Report shows more drivers than people

Mike W. Bryant
Northern News Services

Norman Wells (Nov 18/02) - Alec Simpson couldn't believes his eyes after leafing through the 2001 NWT traffic accident report.

Next to the column indicating the number of licenced drivers -- 684 -- in Norman Wells, where Simpson serves as senior administrative officer, was the 2001 population census for the community. At 666, it would mean there are 18 more licensed drivers in the community than there are people, according to the report.

"Can you make any sense of that?" Simpson puzzled after bringing the report to the attention of News/North.

That's not all, the report is filled with several other numerical improbabilities.

The list reads that while there are 3,121 drivers in Hay River there only another 759 people in the community who do not have driver's licences.

The count is just as bizarre in Yellowknife where, out of a population of 16,723, 15,086 of them have driver's licences.

It would mean there were less than 2,000 people under the age of 16 in Yellowknife, and everyone else drives.

"I'm sure there's some way of statistically adjusting it and correcting it for the deviation of the ontological proof of the existence of God or the geographical pull of the moon," was all Yellowknife Mayor Gord Van Tighem could say when presented with the numbers.

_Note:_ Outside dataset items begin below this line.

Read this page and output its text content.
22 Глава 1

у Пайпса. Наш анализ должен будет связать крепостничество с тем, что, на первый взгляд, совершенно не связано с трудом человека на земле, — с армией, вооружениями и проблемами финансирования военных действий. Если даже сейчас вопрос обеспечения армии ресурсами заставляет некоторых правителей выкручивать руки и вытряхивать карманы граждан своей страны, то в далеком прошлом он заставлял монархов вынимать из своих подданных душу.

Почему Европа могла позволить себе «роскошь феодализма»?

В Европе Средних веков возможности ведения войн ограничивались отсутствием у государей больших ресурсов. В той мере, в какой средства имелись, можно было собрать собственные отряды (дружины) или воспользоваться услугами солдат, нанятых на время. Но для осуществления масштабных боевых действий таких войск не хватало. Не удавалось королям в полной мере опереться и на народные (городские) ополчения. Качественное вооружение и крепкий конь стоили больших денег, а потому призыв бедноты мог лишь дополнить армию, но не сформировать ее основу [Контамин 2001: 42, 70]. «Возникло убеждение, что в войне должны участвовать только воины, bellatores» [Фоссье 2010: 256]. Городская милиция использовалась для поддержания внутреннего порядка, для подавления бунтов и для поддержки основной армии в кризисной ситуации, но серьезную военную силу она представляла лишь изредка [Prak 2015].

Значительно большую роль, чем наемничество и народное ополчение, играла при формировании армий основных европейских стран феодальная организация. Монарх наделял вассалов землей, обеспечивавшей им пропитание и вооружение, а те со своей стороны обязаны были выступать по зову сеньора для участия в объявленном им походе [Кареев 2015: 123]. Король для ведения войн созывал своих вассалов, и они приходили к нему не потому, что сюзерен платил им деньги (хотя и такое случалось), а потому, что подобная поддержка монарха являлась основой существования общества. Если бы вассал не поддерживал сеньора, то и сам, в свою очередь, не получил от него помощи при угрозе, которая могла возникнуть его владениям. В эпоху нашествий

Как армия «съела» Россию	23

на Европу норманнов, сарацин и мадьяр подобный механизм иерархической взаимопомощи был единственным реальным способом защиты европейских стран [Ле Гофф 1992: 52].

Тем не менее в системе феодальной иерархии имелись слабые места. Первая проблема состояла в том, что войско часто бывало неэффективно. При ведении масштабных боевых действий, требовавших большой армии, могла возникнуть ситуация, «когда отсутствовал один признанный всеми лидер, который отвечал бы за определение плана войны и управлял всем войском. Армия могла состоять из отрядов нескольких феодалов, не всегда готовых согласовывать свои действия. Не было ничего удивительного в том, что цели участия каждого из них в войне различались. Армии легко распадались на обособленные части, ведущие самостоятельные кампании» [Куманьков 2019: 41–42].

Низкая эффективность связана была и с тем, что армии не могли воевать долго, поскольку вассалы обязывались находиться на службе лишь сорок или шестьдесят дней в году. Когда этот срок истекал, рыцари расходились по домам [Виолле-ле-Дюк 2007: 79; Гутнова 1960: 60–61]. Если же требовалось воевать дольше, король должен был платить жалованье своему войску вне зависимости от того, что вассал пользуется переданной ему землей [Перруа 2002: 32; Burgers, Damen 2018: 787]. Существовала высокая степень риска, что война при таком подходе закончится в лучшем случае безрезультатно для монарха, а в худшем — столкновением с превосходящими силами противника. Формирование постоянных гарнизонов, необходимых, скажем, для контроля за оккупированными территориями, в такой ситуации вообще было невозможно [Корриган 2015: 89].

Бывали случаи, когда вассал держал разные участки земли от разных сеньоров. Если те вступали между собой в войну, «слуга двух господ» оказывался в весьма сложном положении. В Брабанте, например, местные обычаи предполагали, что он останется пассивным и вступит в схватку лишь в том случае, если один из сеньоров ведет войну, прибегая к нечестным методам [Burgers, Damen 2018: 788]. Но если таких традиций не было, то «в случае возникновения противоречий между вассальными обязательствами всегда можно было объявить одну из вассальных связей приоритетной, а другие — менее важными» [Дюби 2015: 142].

The North Slave's superintendent of transportation, Daniel Auger, said there is an explanation behind the incongruous count.

The population numbers inserted into the report were based on numbers provided by Statistic Canada last year.

Their census numbers caused an uproar in the territory after they showed a population drop of 2,000 from the last time the census was taken in 1996.

The federal government uses the census to determine formula funding for provinces and territories, and the GNWT felt it was being short-changed as a result.

Auger agreed the numbers don't jive in the traffic accident report, but the census numbers are "official."

"You have to use official data or the data that was official at the time when this was prepared," said Auger.

He added that the population numbers were only meant to put things in perspective when comparing the numbers of traffic accidents between communities, and therefore, didn't need to be 100 per cent accurate.

Nonetheless, Simpson isn't impressed -- at least as far as Statistics Canada is concerned.

"It's incompetency," said Simpson. "Statistics Canada better correct their numbers, because it doesn't make sense to have a census that has less population than those that are registered drivers in a community."

Statistics Canada could not be reached for comment before press time.